Machine learning (ML) models continue to evolve in challenging ways, both in terms of scale and technology. Language Large Models (LLMs) serve as an example of the former, while Deep Learning Recommendation Models (DLRMs), Massive Transformer Computations, and BERT serve as examples of the latter. Our ML supercomputer has expanded from 256 TPU v2 nodes to 4096 TPU v4 nodes due to the huge size of modern LLMs. Getting to this size leads to reliability issues, which are further exacerbated by the fact that training a deep neural network (DNN) is done in an HPC, checkpoint/restore fashion, and everything has to work in a manner. This is quite different from the software-dependent characteristic of distributed mainline systems such as Google.
Google researchers have identified three major improvements to TPU v4 that address these issues:
1. To overcome scalability and reliability challenges, they introduced optical circuit switches (OCSes) with optical data lines, enabling a 4K node supercomputer to accept 1K CPU hosts that are lower 0.1% to 1.0% of the time through reconfiguration .
🚀 Join the fastest ML Subreddit community
2. They describe SparseCore or SC hardware support for weddings in DLRMs, a feature of TPU from TPU version 2.
3. By combining the above two skills, weddings increase communication requirements at the supercomputer scale by introducing all-encompassing communication patterns. All-to-all patterns place a load on bisection bandwidth unlike all downsampling, which is used in backpropagation and translates well to 2D and 3D tori. OCS allows for versatile topology construction, including enhanced partitioning.
LLM is now a hot issue in the ML community. OCSes in TPU v4 were initially driven by size and reliability, but their topological flexibility and deployment advantages ended up significantly reducing LLM training time. Although the principles of TPU pre-training and inference have already been addressed in previous publications, this study focuses on the three unique aspects of TPU v4 that have not been covered before.
The following are the main contributions of the paper:
- Discusses and evaluates the first production deployment of OCSes in a supercomputer and the first to provide an architecture change to improve performance.
- Discusses and evaluates the first Accelerator Assistance for Inclusion in a Profit ML System.
- It details the rapid evolution of production model types since 2016 for a rapidly developing ML sector.

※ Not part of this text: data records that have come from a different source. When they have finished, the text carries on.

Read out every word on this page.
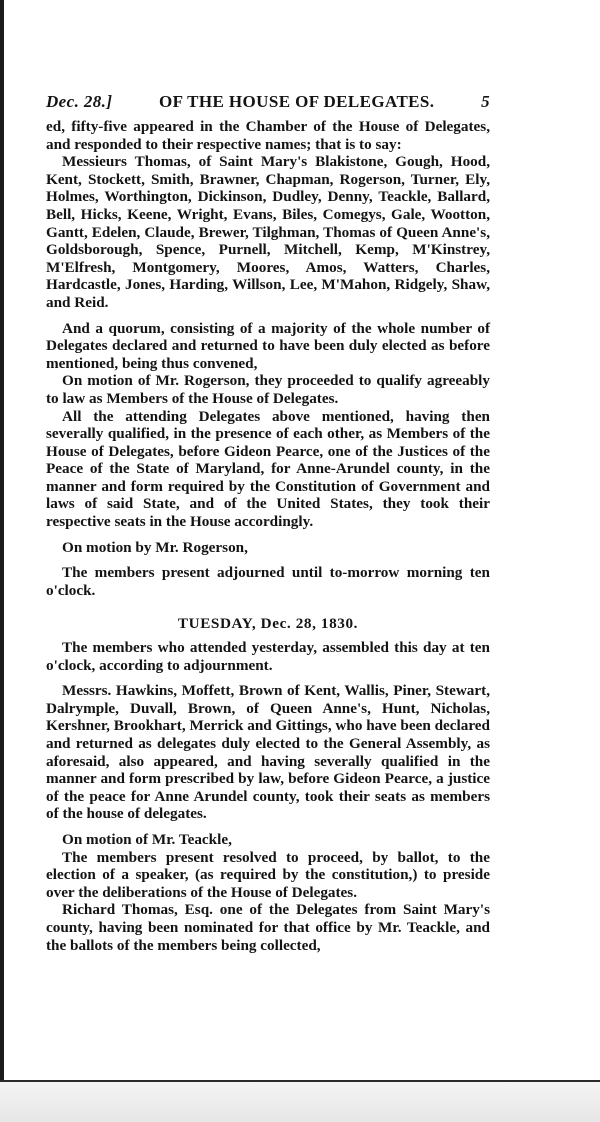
Dec. 28.]	OF THE HOUSE OF DELEGATES.	5

ed, fifty-five appeared in the Chamber of the House of Delegates, and responded to their respective names; that is to say:

Messieurs Thomas, of Saint Mary's Blakistone, Gough, Hood, Kent, Stockett, Smith, Brawner, Chapman, Rogerson, Turner, Ely, Holmes, Worthington, Dickinson, Dudley, Denny, Teackle, Ballard, Bell, Hicks, Keene, Wright, Evans, Biles, Comegys, Gale, Wootton, Gantt, Edelen, Claude, Brewer, Tilghman, Thomas of Queen Anne's, Goldsborough, Spence, Purnell, Mitchell, Kemp, M'Kinstrey, M'Elfresh, Montgomery, Moores, Amos, Watters, Charles, Hardcastle, Jones, Harding, Willson, Lee, M'Mahon, Ridgely, Shaw, and Reid.

And a quorum, consisting of a majority of the whole number of Delegates declared and returned to have been duly elected as before mentioned, being thus convened,

On motion of Mr. Rogerson, they proceeded to qualify agreeably to law as Members of the House of Delegates.

All the attending Delegates above mentioned, having then severally qualified, in the presence of each other, as Members of the House of Delegates, before Gideon Pearce, one of the Justices of the Peace of the State of Maryland, for Anne-Arundel county, in the manner and form required by the Constitution of Government and laws of said State, and of the United States, they took their respective seats in the House accordingly.

On motion by Mr. Rogerson,

The members present adjourned until to-morrow morning ten o'clock.

TUESDAY, Dec. 28, 1830.

The members who attended yesterday, assembled this day at ten o'clock, according to adjournment.

Messrs. Hawkins, Moffett, Brown of Kent, Wallis, Piner, Stewart, Dalrymple, Duvall, Brown, of Queen Anne's, Hunt, Nicholas, Kershner, Brookhart, Merrick and Gittings, who have been declared and returned as delegates duly elected to the General Assembly, as aforesaid, also appeared, and having severally qualified in the manner and form prescribed by law, before Gideon Pearce, a justice of the peace for Anne Arundel county, took their seats as members of the house of delegates.

On motion of Mr. Teackle,

The members present resolved to proceed, by ballot, to the election of a speaker, (as required by the constitution,) to preside over the deliberations of the House of Delegates.

Richard Thomas, Esq. one of the Delegates from Saint Mary's county, having been nominated for that office by Mr. Teackle, and the ballots of the members being collected,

- Shows how Google is involved in optimizing DNN models, OCS topologies, and SparseCore using machine learning.
scan the paper. All credit for this research goes to the researchers on this project. Also, don’t forget to join 18k+ML Sub RedditAnd discord channelAnd Email newsletterwhere we share the latest AI research news, cool AI projects, and more.

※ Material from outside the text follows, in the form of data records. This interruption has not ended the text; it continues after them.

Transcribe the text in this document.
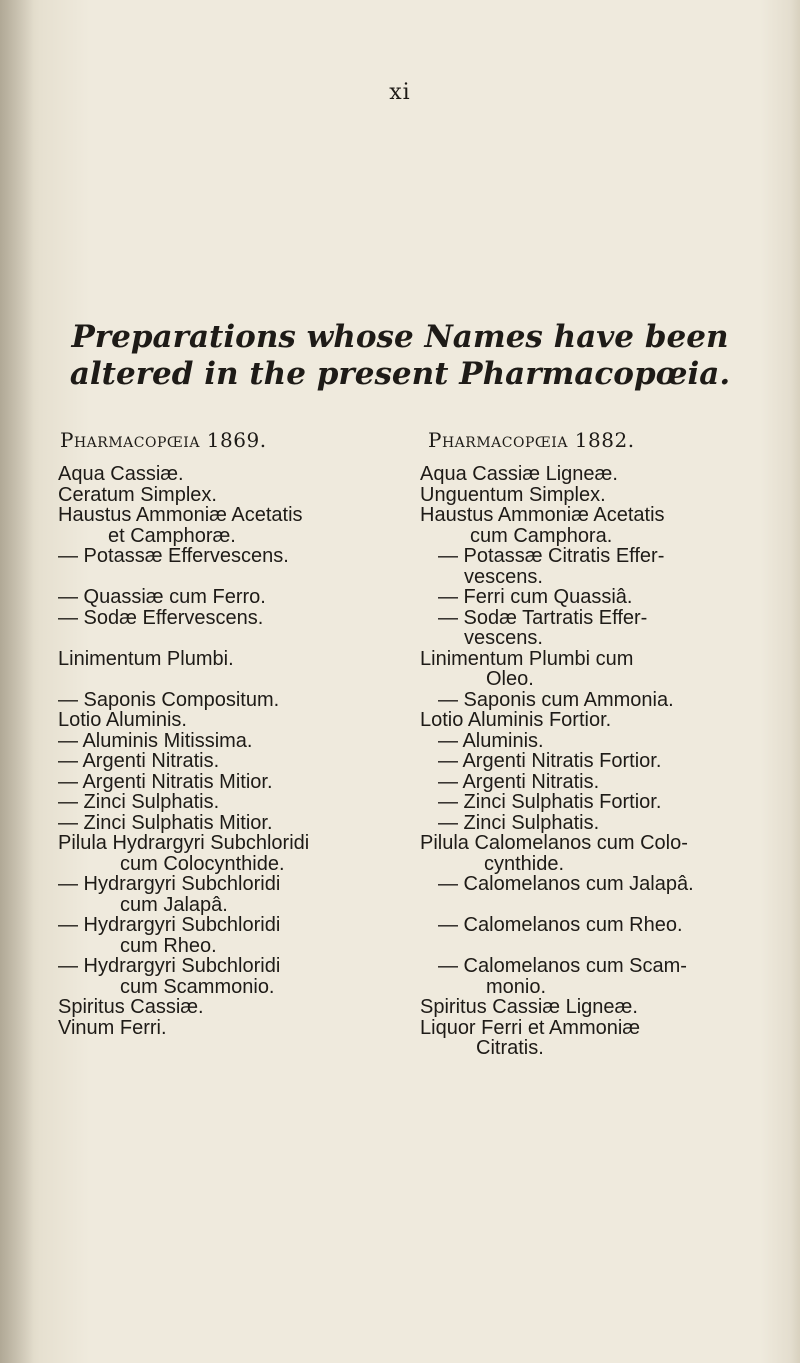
xi
Preparations whose Names have been
altered in the present Pharmacopœia.
Pharmacopœia 1869.
Aqua Cassiæ.
Ceratum Simplex.
Haustus Ammoniæ Acetatis
et Camphoræ.
— Potassæ Effervescens.
— Quassiæ cum Ferro.
— Sodæ Effervescens.
Linimentum Plumbi.
— Saponis Compositum.
Lotio Aluminis.
— Aluminis Mitissima.
— Argenti Nitratis.
— Argenti Nitratis Mitior.
— Zinci Sulphatis.
— Zinci Sulphatis Mitior.
Pilula Hydrargyri Subchloridi
cum Colocynthide.
— Hydrargyri Subchloridi
cum Jalapâ.
— Hydrargyri Subchloridi
cum Rheo.
— Hydrargyri Subchloridi
cum Scammonio.
Spiritus Cassiæ.
Vinum Ferri.
Pharmacopœia 1882.
Aqua Cassiæ Ligneæ.
Unguentum Simplex.
Haustus Ammoniæ Acetatis
cum Camphora.
— Potassæ Citratis Effer-
vescens.
— Ferri cum Quassiâ.
— Sodæ Tartratis Effer-
vescens.
Linimentum Plumbi cum
Oleo.
— Saponis cum Ammonia.
Lotio Aluminis Fortior.
— Aluminis.
— Argenti Nitratis Fortior.
— Argenti Nitratis.
— Zinci Sulphatis Fortior.
— Zinci Sulphatis.
Pilula Calomelanos cum Colo-
cynthide.
— Calomelanos cum Jalapâ.
— Calomelanos cum Rheo.
— Calomelanos cum Scam-
monio.
Spiritus Cassiæ Ligneæ.
Liquor Ferri et Ammoniæ
Citratis.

Anish Teeku is a Consultant Trainee at MarktechPost. He is currently pursuing his undergraduate studies in Data Science and Artificial Intelligence from the Indian Institute of Technology (IIT), Bhilai. He spends most of his time working on projects aimed at harnessing the power of machine learning. His research interest is in image processing and he is passionate about building solutions around it. Likes to communicate with people and collaborate on interesting projects.
🔥 MUST READ – What is an AI Hallucination? What’s going wrong with AI chatbots? How do you discover the presence of artificial intelligence hallucinations?